Shibboleth SP Installation on Linux

Last modified by Jukka Karvonen on 2025/01/29 10:00

RHEL

1. Adding repository

Add /etc/yum.repos.d/shibboleth.repo file with the following content.

We recommended using internal repository instead of the repo list. If you are configuring this for external services, comment out baseurl and uncomment mirrorlist.

RHEL 9

Using Rocky Linux 9 repo.

[shibboleth]
name=Shibboleth (rockylinux9)
type=rpm-md
baseurl=https://paket.it.helsinki.fi/local-repo-mirrors/shibboleth/rockylinux9
# mirrorlist=https://shibboleth.net/cgi-bin/mirrorlist.cgi/rockylinux9
gpgcheck=1
gpgkey=https://shibboleth.net/downloads/service-provider/RPMS/repomd.xml.key
       https://shibboleth.net/downloads/service-provider/RPMS/cantor.repomd.xml.key
enabled=1

RHEL 8 / CentOS 8

Using CentOS 8 repo.

[shibboleth]
name=Shibboleth (CentOS_8)
type=rpm-md
baseurl=https://paket.it.helsinki.fi/local-repo-mirrors/shibboleth/CentOS_8
# mirrorlist=https://shibboleth.net/cgi-bin/mirrorlist.cgi/CentOS_8
gpgcheck=1
gpgkey=https://shibboleth.net/downloads/service-provider/RPMS/repomd.xml.key
       https://shibboleth.net/downloads/service-provider/RPMS/cantor.repomd.xml.key
enabled=1

2. Installing Shibboleth SP

Install Shibboleth SP with command: yum install shibboleth

You have to approve GPG keys when first using the repository.

This will also install Apache2.

3. Configuring Shibboleth SP

Check the page Configuring Shibboleth SP.

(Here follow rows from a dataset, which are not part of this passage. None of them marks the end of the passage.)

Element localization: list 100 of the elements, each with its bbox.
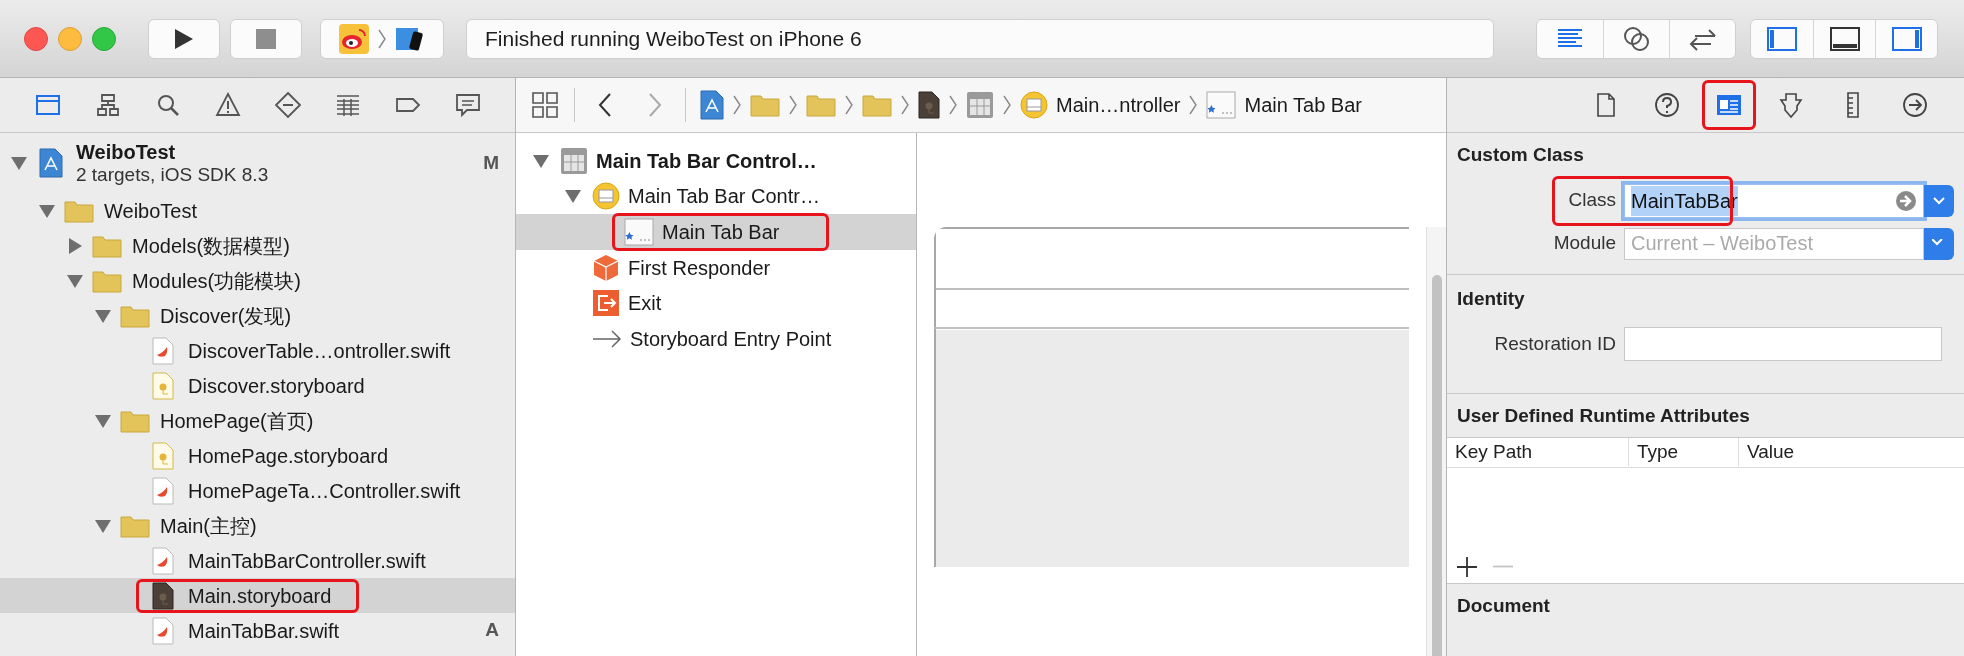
- column-header[interactable]: Value: [1738, 437, 1964, 467]
- tree-row[interactable]: WeiboTest: [0, 193, 515, 228]
- swift-file-icon: [152, 616, 174, 645]
- close-button[interactable]: [24, 26, 48, 51]
- tree-item-label[interactable]: WeiboTest: [76, 140, 269, 164]
- status-letter: M: [483, 150, 499, 175]
- tree-item-label[interactable]: DiscoverTable…ontroller.swift: [188, 338, 451, 363]
- folder-icon: [92, 268, 122, 293]
- outline-item-label[interactable]: Main Tab Bar Control…: [596, 145, 817, 176]
- navigator-tab[interactable]: [214, 91, 242, 119]
- outline-row[interactable]: First Responder: [516, 249, 916, 286]
- hierarchy-icon: [94, 91, 122, 119]
- tree-item-label[interactable]: HomePage.storyboard: [188, 443, 389, 468]
- disclosure-triangle[interactable]: [94, 517, 112, 534]
- tree-item-label[interactable]: Models(数据模型): [132, 233, 290, 258]
- warning-icon: [214, 91, 242, 119]
- disclosure-triangle[interactable]: [66, 237, 84, 254]
- module-dropdown-button[interactable]: [1924, 227, 1954, 260]
- run-button[interactable]: [148, 18, 220, 59]
- tree-item-subtitle: 2 targets, iOS SDK 8.3: [76, 164, 269, 186]
- outline-row[interactable]: Main Tab Bar: [516, 214, 916, 250]
- navigator-tab[interactable]: [274, 91, 302, 119]
- arrow-circle-icon[interactable]: [1895, 189, 1917, 212]
- navigator-tab[interactable]: [454, 91, 482, 119]
- swift-file-icon: [152, 336, 174, 365]
- tree-row[interactable]: HomePage(首页): [0, 403, 515, 438]
- outline-row[interactable]: Storyboard Entry Point: [516, 320, 916, 357]
- tree-item-label[interactable]: MainTabBarController.swift: [188, 548, 426, 573]
- chevron-icon: [377, 27, 387, 50]
- speech-bubble-icon: [454, 91, 482, 119]
- section-title: Custom Class: [1457, 143, 1585, 167]
- chevron-icon: [732, 94, 742, 116]
- tree-row[interactable]: Discover(发现): [0, 298, 515, 333]
- tree-item-label[interactable]: Modules(功能模块): [132, 268, 301, 293]
- field-label: Restoration ID: [1493, 331, 1616, 356]
- tree-item-label[interactable]: WeiboTest: [104, 198, 197, 223]
- folder-icon: [750, 93, 780, 117]
- add-button[interactable]: [1455, 554, 1479, 579]
- storyboard-file-icon: [152, 581, 174, 610]
- grid-icon: [531, 91, 559, 119]
- stop-button[interactable]: [230, 18, 302, 59]
- view-controller-icon: [592, 182, 620, 211]
- related-items-button[interactable]: [530, 90, 560, 120]
- outline-row[interactable]: Main Tab Bar Contr…: [516, 178, 916, 215]
- disclosure-triangle[interactable]: [38, 202, 56, 219]
- restoration-id-field[interactable]: [1624, 327, 1942, 361]
- tree-item-label[interactable]: Discover.storyboard: [188, 373, 365, 398]
- tree-row[interactable]: HomePageTa…Controller.swift: [0, 473, 515, 508]
- stop-icon: [256, 28, 276, 49]
- tree-row[interactable]: Discover.storyboard: [0, 368, 515, 403]
- disclosure-triangle[interactable]: [564, 188, 582, 205]
- folder-icon: [120, 408, 150, 433]
- project-icon: [39, 148, 63, 178]
- project-icon: [700, 90, 724, 120]
- left-panel-icon: [1766, 24, 1798, 53]
- disclosure-triangle[interactable]: [94, 412, 112, 429]
- tree-row[interactable]: WeiboTest 2 targets, iOS SDK 8.3 M: [0, 133, 515, 193]
- folder-icon: [120, 513, 150, 538]
- chevron-icon: [1188, 94, 1199, 116]
- outline-row[interactable]: Exit: [516, 285, 916, 321]
- plus-icon: [1456, 555, 1478, 578]
- disclosure-triangle[interactable]: [532, 152, 550, 169]
- tree-item-label[interactable]: MainTabBar.swift: [188, 618, 340, 643]
- play-icon: [174, 27, 194, 50]
- disclosure-triangle[interactable]: [10, 155, 28, 171]
- breadcrumb-label[interactable]: Main Tab Bar: [1244, 90, 1362, 120]
- breadcrumb-label[interactable]: Main…ntroller: [1056, 90, 1181, 120]
- column-header[interactable]: Type: [1628, 437, 1738, 467]
- tree-item-label[interactable]: Main(主控): [160, 513, 257, 538]
- tree-row[interactable]: DiscoverTable…ontroller.swift: [0, 333, 515, 368]
- module-field[interactable]: Current – WeiboTest: [1624, 227, 1924, 260]
- tree-item-label[interactable]: HomePageTa…Controller.swift: [188, 478, 461, 503]
- scene-icon: [560, 146, 588, 175]
- tree-item-label[interactable]: Discover(发现): [160, 303, 292, 328]
- zoom-button[interactable]: [92, 26, 116, 51]
- tree-row[interactable]: MainTabBar.swift A: [0, 613, 515, 648]
- inspector-tab[interactable]: [1702, 80, 1756, 130]
- column-header[interactable]: Key Path: [1447, 437, 1628, 467]
- outline-item-label[interactable]: Main Tab Bar: [662, 217, 780, 247]
- bottom-panel-icon: [1828, 24, 1861, 53]
- outline-item-label[interactable]: Main Tab Bar Contr…: [628, 181, 820, 212]
- disclosure-triangle[interactable]: [94, 307, 112, 324]
- tree-row[interactable]: Modules(功能模块): [0, 263, 515, 298]
- section-title: User Defined Runtime Attributes: [1456, 404, 1751, 428]
- tree-row[interactable]: HomePage.storyboard: [0, 438, 515, 473]
- tree-row[interactable]: Main.storyboard: [0, 578, 515, 613]
- tree-item-label[interactable]: HomePage(首页): [160, 408, 314, 433]
- tree-row[interactable]: Models(数据模型): [0, 228, 515, 263]
- outline-item-label[interactable]: Exit: [628, 288, 662, 319]
- tree-row[interactable]: Main(主控): [0, 508, 515, 543]
- disclosure-triangle[interactable]: [66, 272, 84, 289]
- tree-row[interactable]: MainTabBarController.swift: [0, 543, 515, 578]
- navigator-tab[interactable]: [94, 91, 122, 119]
- outline-item-label[interactable]: Storyboard Entry Point: [630, 323, 832, 354]
- chevron-icon: [788, 94, 798, 116]
- scheme-selector[interactable]: [320, 18, 444, 59]
- outline-row[interactable]: Main Tab Bar Control…: [516, 143, 916, 179]
- outline-item-label[interactable]: First Responder: [628, 252, 771, 283]
- class-dropdown-button[interactable]: [1924, 184, 1954, 217]
- tree-item-label[interactable]: Main.storyboard: [188, 583, 332, 608]
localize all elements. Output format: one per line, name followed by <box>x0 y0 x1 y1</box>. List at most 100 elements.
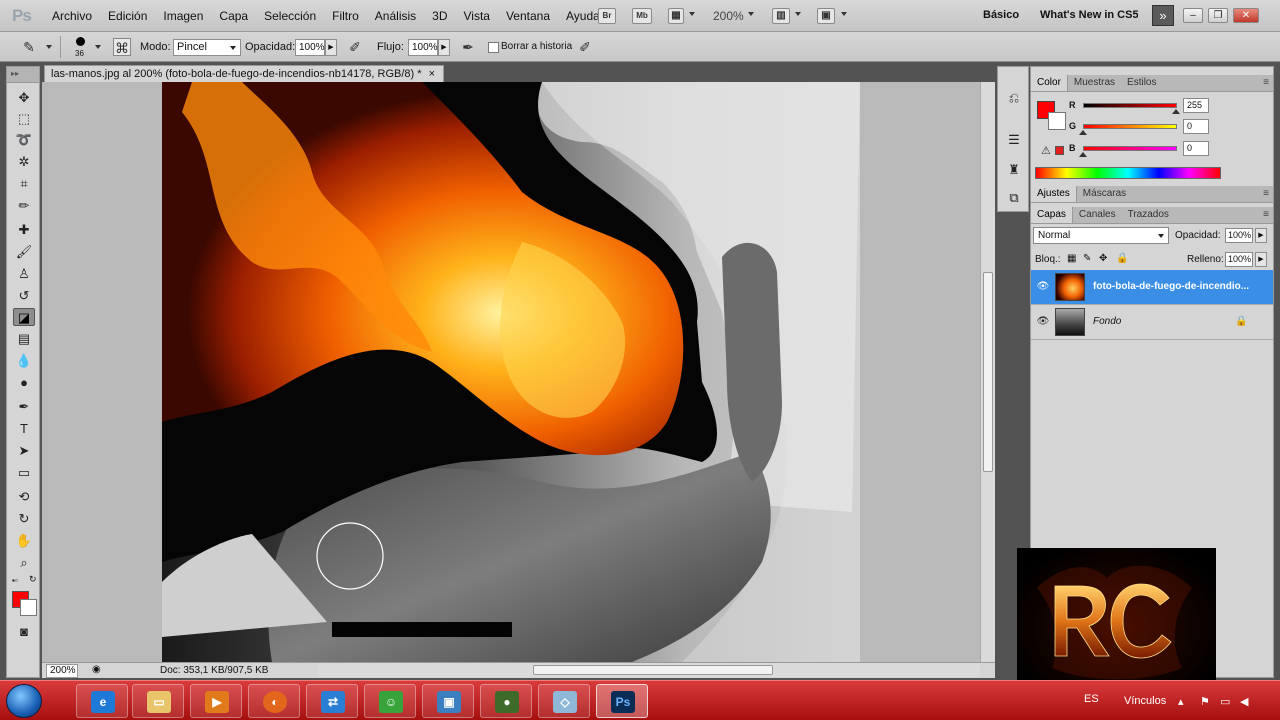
pressure-opacity-icon[interactable]: ✐ <box>346 38 364 56</box>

If you wish to protect Apache locations, check page Securing Locations with Apache and mod_shib.

SELinux

If you are using SELinux, communication between Apache (mod_shib-module) and Shibboleth SP (shibd-process) must be approved.

RHEL 9

Create file mod_shib-to-shibd.te with the following content:

module mod_shib-to-shibd 1.0;

require {
        type unconfined_service_t;
        type var_run_t;
        type httpd_t;
        class sock_file write;
        class unix_stream_socket connectto;
}

#============= httpd_t ==============
allow httpd_t unconfined_service_t:unix_stream_socket connectto;
allow httpd_t var_run_t:sock_file write;

Package the policy file and load it as module:

checkmodule -m -M -o mod_shib-to-shibd.mod mod_shib-to-shibd.te 
semodule_package -o mod_shib-to-shibd.pp -m mod_shib-to-shibd.mod
semodule -i mod_shib-to-shibd.pp

RHEL 8

Create file mod_shib-to-shibd.te with the following content:

module mod_shib-to-shibd 1.0;

require {
        type var_run_t;
        type httpd_t;
        type initrc_t;
        class sock_file write;
        class unix_stream_socket connectto;
}

#============= httpd_t ==============
allow httpd_t initrc_t:unix_stream_socket connectto;
allow httpd_t var_run_t:sock_file write;

Package the policy file and load it as module:

checkmodule -m -M -o mod_shib-to-shibd.mod mod_shib-to-shibd.te 
semodule_package -o mod_shib-to-shibd.pp -m mod_shib-to-shibd.mod
semodule -i mod_shib-to-shibd.pp

4. Enabling the service

Enable shibboleth in systemd so it's automatically started with the server
- systemctl enable shibd
Start shibboleth:
- systemctl start shibd
Verify that Apache loads shibboleth configuration correctly:
- apachectl graceful

5. Debugging errors

Shibboleth writes log to /var/log/shibboleth. Check shibd log that there are no errors or warnings during startup.

Debian and Ubuntu

Obs. Shibboleth SP has officla support for RPM packets.

Debian and Ubuntu include Shibboleth SP to their packaging but sometimes versions have been quite old, including known vulnerabilities.

If you are using Shibboleth SP with Ubuntu or Debian:

Check the version.
Check possible vulnerabilities from https://shibboleth.atlassian.net/wiki/spaces/SP3/pages/2067399654/SecurityAdvisories to evaluate if it's ok to use the version.
Follow that page or join to announce mailing list so you get notification from the future vulnerabilities.

Configuration works the same way as in RHEL, but process name is shibd_ instead of shibd.